Mi primer recuerdo de maltrato animal fue un asesinato masivo de bebés de focas en algún lugar de Alaska. No recuerdo que edad tendría entonces pero era relativamente pequeña y, como un mal devastador que irrumpe sin avisar y te quema hasta las entrañas, así se colaron estas horrendas imágenes en un telediario, entre el segundo y el tercer plato, sin que a mis padres –asustados– les diera tiempo a apagar el televisor a trompicones.

Calculo que tendría 5 o 6 años y quise gritar y golpear a la pantalla cuando vi a un ejército de hombres levantando enormes palos con los que luego golpeaban furiosamente a los bebes de foca que huían despavoridos por toda la playa. Pero en vez de gritar, me quedé sin voz. Ningún sonido encontraba un mínimo hueco para poder escabullirse de mi garganta infantil, oprimido por unas inmensas ganas de llorar. Esos bebés no habían hecho nada pero estaban siendo masacrados. Solo los querían por su piel.

Me quedé completamente helada, aterrada, con una herida tan profunda en mi corazón que todavía ahora sangra varias décadas después.

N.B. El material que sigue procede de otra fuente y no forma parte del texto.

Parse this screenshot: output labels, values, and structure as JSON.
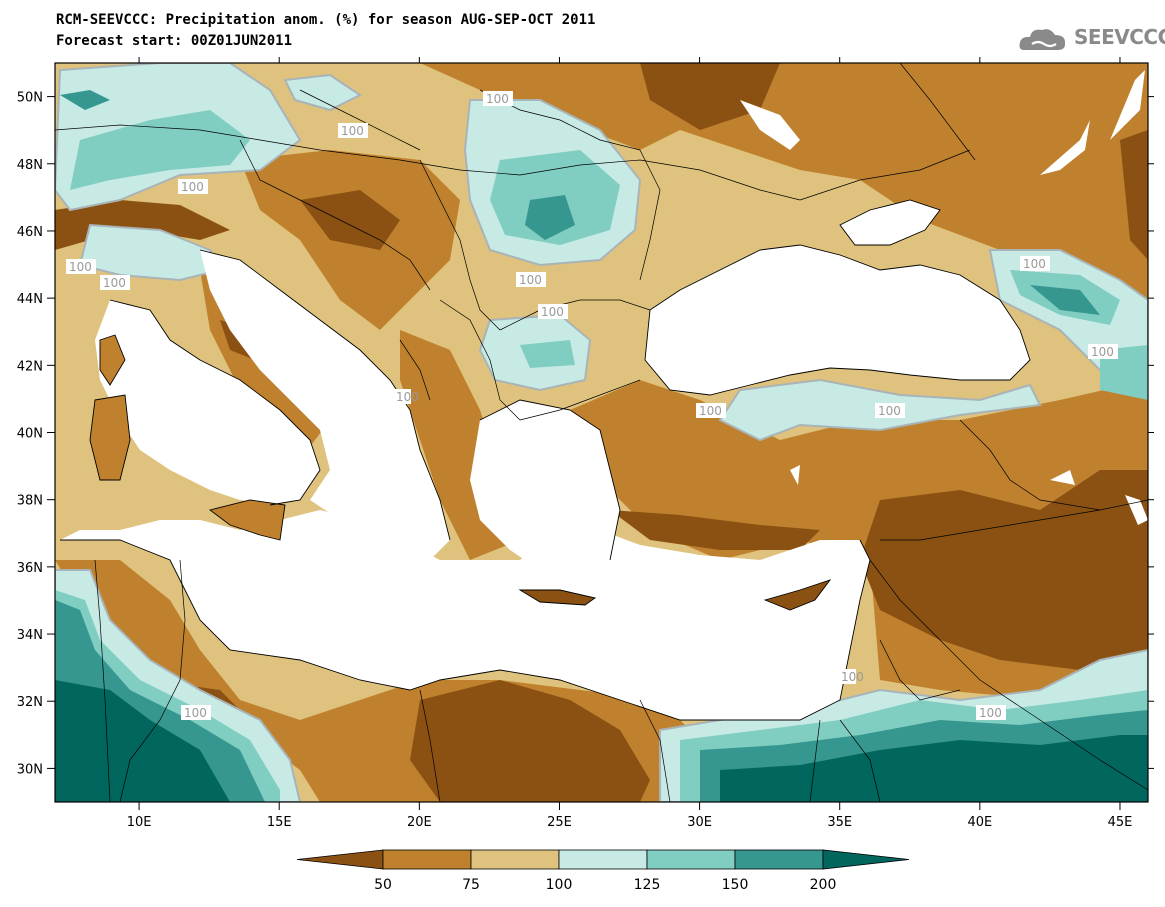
{
  "header": {
    "title_line1": "RCM-SEEVCCC: Precipitation anom. (%) for season AUG-SEP-OCT 2011",
    "title_line2": "Forecast start: 00Z01JUN2011",
    "logo_text": "SEEVCCC",
    "logo_icon": "cloud-icon"
  },
  "map": {
    "projection": "lat-lon",
    "lon_range": [
      7,
      46
    ],
    "lat_range": [
      29,
      51
    ],
    "lon_ticks": [
      "10E",
      "15E",
      "20E",
      "25E",
      "30E",
      "35E",
      "40E",
      "45E"
    ],
    "lat_ticks": [
      "30N",
      "32N",
      "34N",
      "36N",
      "38N",
      "40N",
      "42N",
      "44N",
      "46N",
      "48N",
      "50N"
    ],
    "contour_labels": [
      "100",
      "100",
      "100",
      "100",
      "100",
      "100",
      "100",
      "100",
      "100",
      "100",
      "100",
      "100",
      "100",
      "100",
      "100"
    ]
  },
  "colorbar": {
    "levels": [
      "50",
      "75",
      "100",
      "125",
      "150",
      "200"
    ],
    "colors": [
      "#8b5113",
      "#bf812d",
      "#dfc27d",
      "#c7eae5",
      "#80cdc1",
      "#35978f",
      "#01665e"
    ]
  }
}
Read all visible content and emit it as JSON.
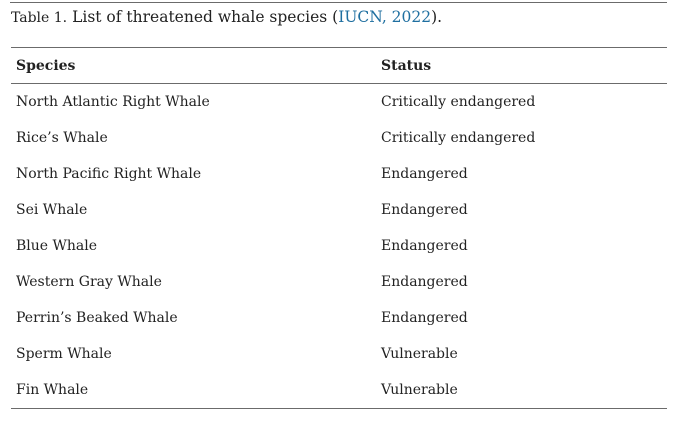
{
  "caption": {
    "label": "Table 1.",
    "text_before": " List of threatened whale species (",
    "citation": "IUCN, 2022",
    "text_after": ")."
  },
  "table": {
    "headers": {
      "species": "Species",
      "status": "Status"
    },
    "rows": [
      {
        "species": "North Atlantic Right Whale",
        "status": "Critically endangered"
      },
      {
        "species": "Rice’s Whale",
        "status": "Critically endangered"
      },
      {
        "species": "North Pacific Right Whale",
        "status": "Endangered"
      },
      {
        "species": "Sei Whale",
        "status": "Endangered"
      },
      {
        "species": "Blue Whale",
        "status": "Endangered"
      },
      {
        "species": "Western Gray Whale",
        "status": "Endangered"
      },
      {
        "species": "Perrin’s Beaked Whale",
        "status": "Endangered"
      },
      {
        "species": "Sperm Whale",
        "status": "Vulnerable"
      },
      {
        "species": "Fin Whale",
        "status": "Vulnerable"
      }
    ]
  },
  "colors": {
    "citation_link": "#1f6fa0",
    "rule": "#6b6b6b",
    "text": "#222222"
  }
}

Estoy convencida de que aquella fue la primera vez en mi vida en la que fui consciente de la maldad humana para con los animales, de la violencia porque si contra ellos, del abuso a seres desprotegidos. Antes, había visto animales arar la tierra en el pueblo de mi padre, donde había asnos, ovejas, gallinas y cerdos pero los tenía integrados como quien integra un árbol en el paisaje: allí había animales porque siempre los había habido y jamás había visto un gesto violento con ellos más allá del golpe final que iniciaba el camino del conejo hasta el puchero. Otra cosa, eso sí, eran los bous al carrer o embolats con los que crecí en mis veranos en casa de mis abuelos sin pensar en nada más que en pasarlo bien, como todos mis iguales humanos. Porque se supone que era y es una fiesta y aunque el toro llore, se queme o grite de dolor nos tenemos que divertir.

Sin duda alguna, creo que uno de los momentos más trascendentales del ser humano es el paso de vivir en la inocencia y seguridad de un hogar confortable a la percepción de que el mundo no es seguro, ni justo, ni amable sino que también puede ser malvado, hostil y repleto de amenazas. Y ese instante de transformación -para siempre ya que no hay camino atrás posible- viene acompañado casi siempre de un episodio de violencia. Rememoren ustedes su propia transición y hallaran este detonante que lanzó por los aires su visión infantil del mundo y verán.

En la gran mayoría de zonas del mundo esta revelación se produce bien temprano, al poco que uno empiece a andar y por pura supervivencia. Guerras, hambrunas, persecuciones y pobrezas no dan mucho tiempo para recrearse en un mundo idílico. Pero en los países privilegiados, entre los que nos encontramos nosotros, la violencia existe igual en ese rito de paso. Un grito entre los padres, alguien golpeando a otro en la calle, una imagen terrible en la televisión o el sufrimiento en los ojos ajenos.

Hace pocos días le explicamos a mi sobrina de nueve años los atentados ocurridos aquel 11 de Septiembre. Nacida once años después nunca ha visto las imágenes de los aviones estrellándose sobre las torres y de su mente infantil surgieron mil preguntas con las que plasmaba su incredulidad y su miedo. ¿Eso lo habían hecho personas? ¿Con gente dentro de los aviones? ¿A propósito? En un instinto de protección los adultos echamos atrás y cambiamos de tema rápidamente. Pero ella se quedó mirando el infinito, muy seria. Y entonces supe que la ruptura se había producido en ella. Y mi herida volvió a sangrar.